Marika Roque: will the the new digital advertising guidelines solve viewability?

Viewability has been a pressing issue in the digital advertising industry for some time now. It’s an industry buzzword and a huge driver of consumer demand, but the standardization around the methodology has been nonexistent.

The obstacles of standardized measurement and methodologies are so widespread in our industry that in December of 2016, the IAB (Interactive Advertising Bureau), the MRC (Media Rating Council), and the MMA (Mobile Marketing Association) set out to create consistent standards for online advertising in order to streamline digital ad measurement and minimize discrepancies between advertisers and their agencies/networks. The IAB, MRC, and MMA introduced new Mobile In-App Measurement and Mobile Web Measurement Guidelines that will shift both from a “count-on-download” minimum to a “count-on-begin-to-render” ad impression measurement minimum.

So what does this even mean? Basically, they are shifting the currency that we have used to buy media since the early 90s. The new guidelines will get one step closer in aligning impression measurement with the measurability and analytics model in place for viewable impressions through the slew of MRC accredited verification and viewability technologies. These guidelines will go into effect in Q3 of this year and it is our job as marketers to ensure clients fully understand the benefits of the new ad standards and how they reinforce trust in the digital aspects of their marketing budgets.

From a brand perspective, the changes will eliminate waste in the digital space and put additional accountability on the supply/publisher side of the equation. At Mass2 and Lin Digital, we wanted to know what exactly these changes would look like, so we conducted our own internal research to see how this push towards increasing measurability and viewability standards would really change the space. What would be lost? Who would take the hit? We found that 3-5 per cent of available impressions are going to be lost, but those impressions were not viewable nor a value to the client to begin with. So we dug a little deeper and found the central issue lies with the latency of the publisher’s pages themselves. This transition will force publishers to be even more mindful of their page latency or inherently have less inventory to monetize.

With the shift in currency (in the right direction), SSPs will now only pay out their publisher partners on the rendered impression metric and in turn will only charge their clients on the rendered impression. What this means is that entities on the buy side will only be charged for rendered impressions putting the onus on the publishers to manage the discrepancy between downloaded impressions and rendered impressions. We might also see a slight increase in eCPM due to supply/demand economics.

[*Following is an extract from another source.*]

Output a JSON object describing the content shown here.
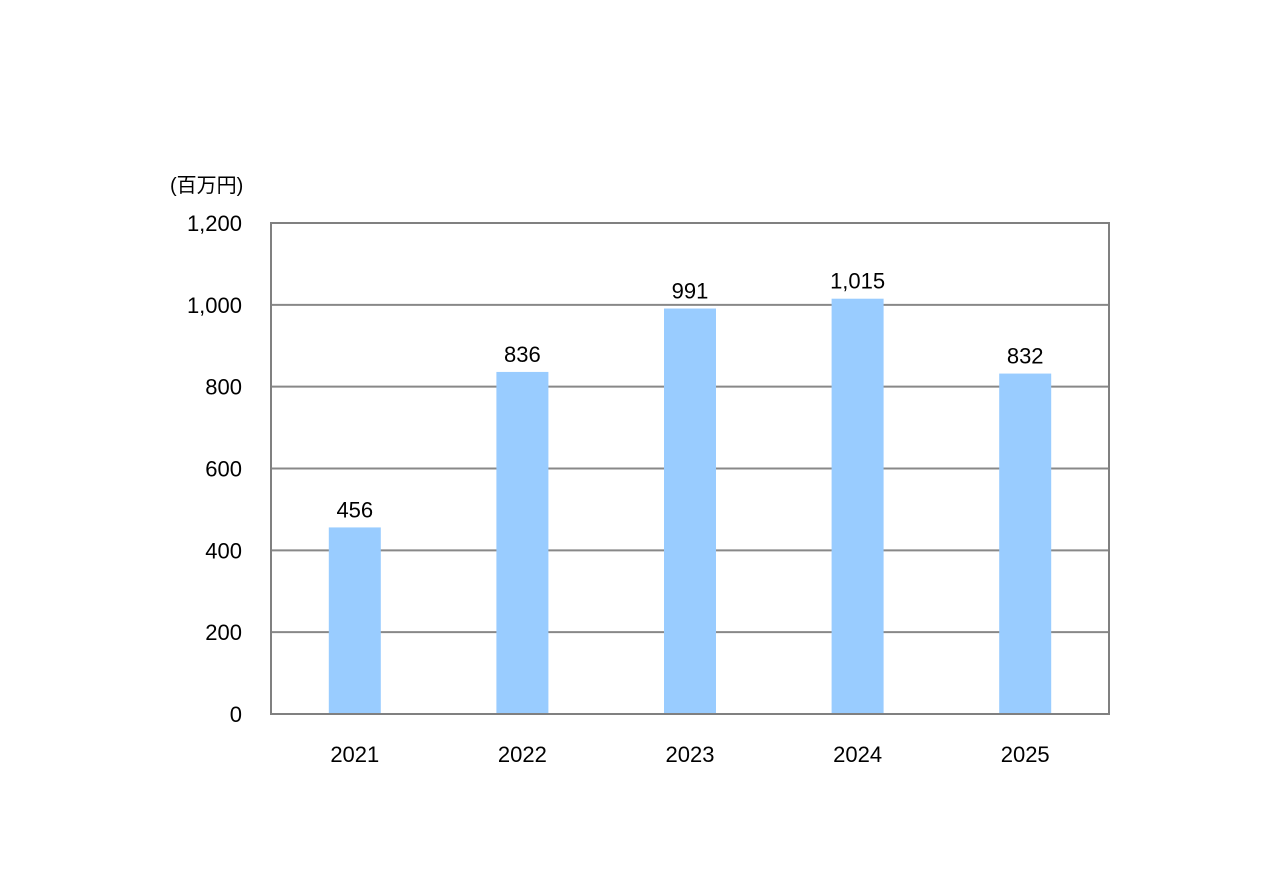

As of now, publishers have until Q3 to clean up their latency and optimize sites towards a strategic mix of viewability and user experience. Q3’s shift will close the gap download versus render gap and allow marketers to measure more quality impressions because they will actually render or not be billed. The IAB’s suggested viewability benchmark for publishers and vendors is 70%. The higher the viewability, the more confident marketers can be about the performance and impact of their marketing dollars simply because they have confidence that their ads are being seen.

However, as we get closer to Q3, marketers need to keep an eye on publisher’s rates. If their rates go up, you can presume that they are trying to make up money because ads on their site were not downloading fully to begin with. This knowledge will give agencies the upper hand with publishers and the ability to negotiate better rates. This unlocks another layer of transparency that we need in this industry and that the IAB is actively pushing towards.

All in all, this step towards standardization of measurement is a huge step in the right direction for digital advertising. As an industry, we need to continue to hold ourselves accountable for our clients’ media budgets and ensure they are not wasted on fraudulent or unseen impressions to maximize ROI in the digital space. In doing this, we will not only build a stronger partnership with our clients, but we will also put in place a strategy that is fully transparent and moves our industry forward.

Marika Roque is VP of digital media activation, Mass2 and Lin Digital, divisions of Nexstar Digital LLC.